The late U.S. Ambassador to Libya, Chris Stevens is pictured over an image of the U.S. Consulate in Benghazi burning on Sept. 11, 2012.
On Sept. 11, a date which already haunts the American psyche, the realities of a rapidly changing Arab world were again driven home in the U.S. with the deadly assault on diplomatic offices in eastern Libya.
On the evening of Sept. 11, members of local militant groups, allegedly with some degree of linkage to al Qaeda, attacked the U.S. consulate in Benghazi and a CIA office about a mile away. U.S. Ambassador Chris Stevens and three other Americans died in the attack.

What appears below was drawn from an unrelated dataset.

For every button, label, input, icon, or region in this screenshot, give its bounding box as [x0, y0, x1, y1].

Benghazi was the home of the Arab Spring uprising against dictator Muammar Qaddafi, and in the year after his capture and murder by rebel fighters, those local rebel groups became the de facto governing bodies of their neighborhoods and towns, including Benghazi. Many of these militias had motives more akin to those of al Qaeda than to any democratic uprising, but it remains unclear exactly who planned the attack on the consulate -- if it was a planned assault.

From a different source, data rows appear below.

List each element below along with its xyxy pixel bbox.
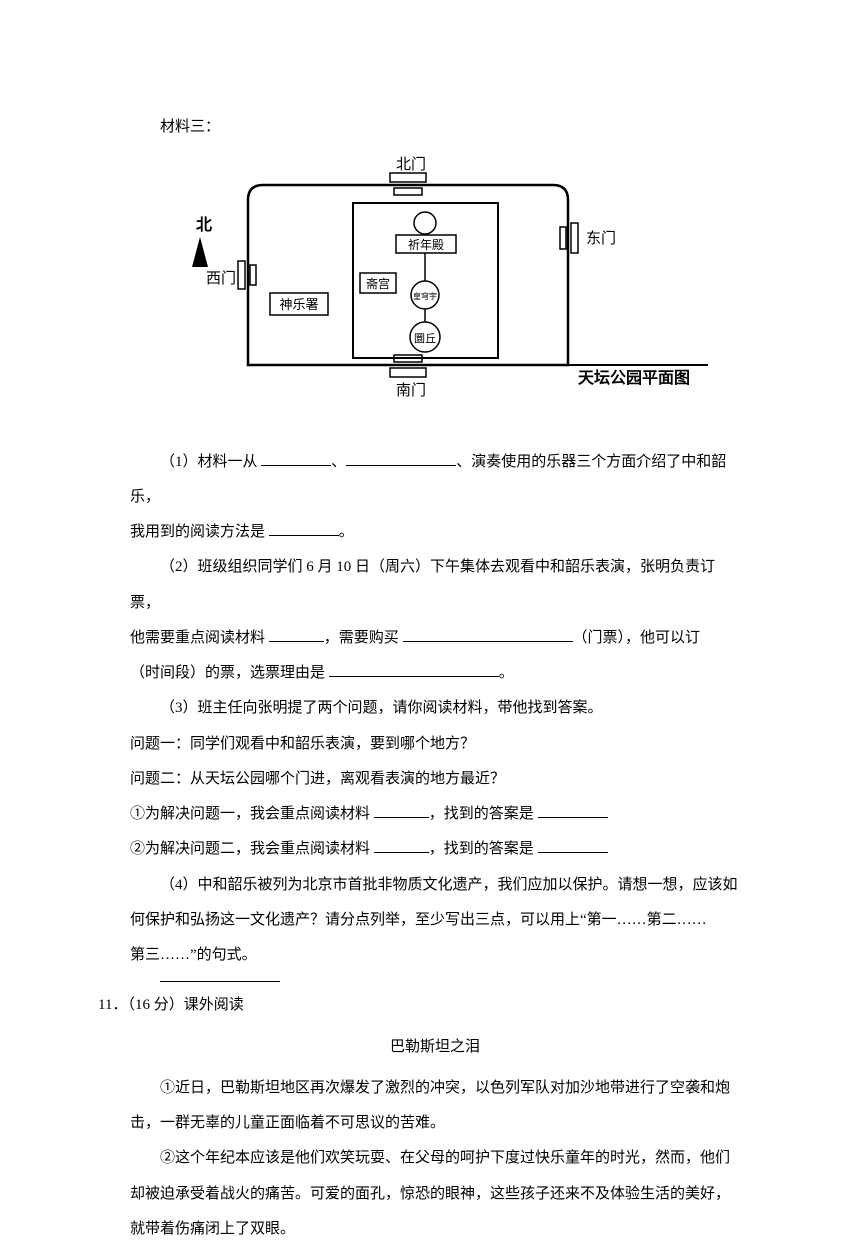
east-gate-label: 东门 — [586, 230, 616, 247]
q2-line2: 他需要重点阅读材料 ，需要购买 （门票），他可以订 — [130, 621, 740, 656]
yuanqiu-label: 圜丘 — [414, 332, 436, 345]
blank[interactable] — [261, 451, 331, 466]
blank[interactable] — [346, 451, 456, 466]
q2-line3: （时间段）的票，选票理由是 。 — [130, 656, 740, 691]
park-diagram: 北 北门 南门 西门 东门 — [178, 155, 708, 429]
blank[interactable] — [269, 627, 324, 642]
blank[interactable] — [403, 627, 573, 642]
blank[interactable] — [329, 662, 499, 677]
north-label: 北 — [196, 216, 212, 234]
q4-line2: 何保护和弘扬这一文化遗产？请分点列举，至少写出三点，可以用上“第一……第二…… — [130, 903, 740, 938]
blank[interactable] — [374, 838, 429, 853]
zhai-label: 斋宫 — [366, 276, 390, 291]
north-gate-label: 北门 — [396, 156, 426, 173]
diagram-caption: 天坛公园平面图 — [578, 369, 690, 387]
document-body: 材料三： 北 北门 南门 西门 东门 — [130, 110, 740, 1247]
west-gate-rect — [238, 261, 245, 289]
q4-line1: （4）中和韶乐被列为北京市首批非物质文化遗产，我们应加以保护。请想一想，应该如 — [130, 868, 740, 903]
blank[interactable] — [538, 838, 608, 853]
q3-p1: 问题一：同学们观看中和韶乐表演，要到哪个地方？ — [130, 727, 740, 762]
south-gate-rect — [390, 368, 426, 377]
outer-wall — [248, 185, 568, 365]
huangqiong-label: 皇穹宇 — [413, 291, 437, 301]
q3-a2: ②为解决问题二，我会重点阅读材料 ，找到的答案是 — [130, 832, 740, 867]
north-gate-rect — [390, 173, 426, 182]
west-gate-label: 西门 — [206, 270, 236, 287]
q3-p2: 问题二：从天坛公园哪个门进，离观看表演的地方最近？ — [130, 762, 740, 797]
east-gate-rect2 — [560, 227, 566, 249]
q3-a1: ①为解决问题一，我会重点阅读材料 ，找到的答案是 — [130, 797, 740, 832]
q4-line3: 第三……”的句式。 — [130, 938, 740, 973]
qinian-circle — [414, 212, 436, 234]
qinian-label: 祈年殿 — [408, 238, 444, 252]
blank[interactable] — [269, 521, 339, 536]
q1-line2: 我用到的阅读方法是 。 — [130, 515, 740, 550]
q3-intro: （3）班主任向张明提了两个问题，请你阅读材料，带他找到答案。 — [130, 691, 740, 726]
north-gate-rect2 — [394, 188, 422, 195]
material-three-label: 材料三： — [130, 110, 740, 145]
q2-line1: （2）班级组织同学们 6 月 10 日（周六）下午集体去观看中和韶乐表演，张明负… — [130, 550, 740, 621]
east-gate-rect — [571, 223, 578, 253]
blank[interactable] — [538, 803, 608, 818]
north-arrow-icon — [192, 237, 208, 267]
blank[interactable] — [374, 803, 429, 818]
west-gate-rect2 — [250, 265, 256, 285]
answer-line[interactable] — [160, 981, 280, 982]
q1-line1: （1）材料一从 、、演奏使用的乐器三个方面介绍了中和韶乐， — [130, 445, 740, 516]
section-11-heading: 11．（16 分）课外阅读 — [98, 988, 740, 1023]
article-title: 巴勒斯坦之泪 — [130, 1030, 740, 1065]
shenyue-label: 神乐署 — [279, 297, 318, 312]
south-gate-label: 南门 — [396, 382, 426, 399]
article-p1: ①近日，巴勒斯坦地区再次爆发了激烈的冲突，以色列军队对加沙地带进行了空袭和炮击，… — [130, 1071, 740, 1142]
article-p2: ②这个年纪本应该是他们欢笑玩耍、在父母的呵护下度过快乐童年的时光，然而，他们却被… — [130, 1141, 740, 1247]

A political feud over the way the Obama administration and the State Department handled the release of information about the fatal attack -- which was first deemed to have likely started as a protest against an anti-Islam film made in the U.S. -- forced U.S. Ambassador Susan Rice to remove herself from consideration as the next Secretary of State.
Congressional investigations into how the attack happened, and how it could have been better handled, will continue well into 2013.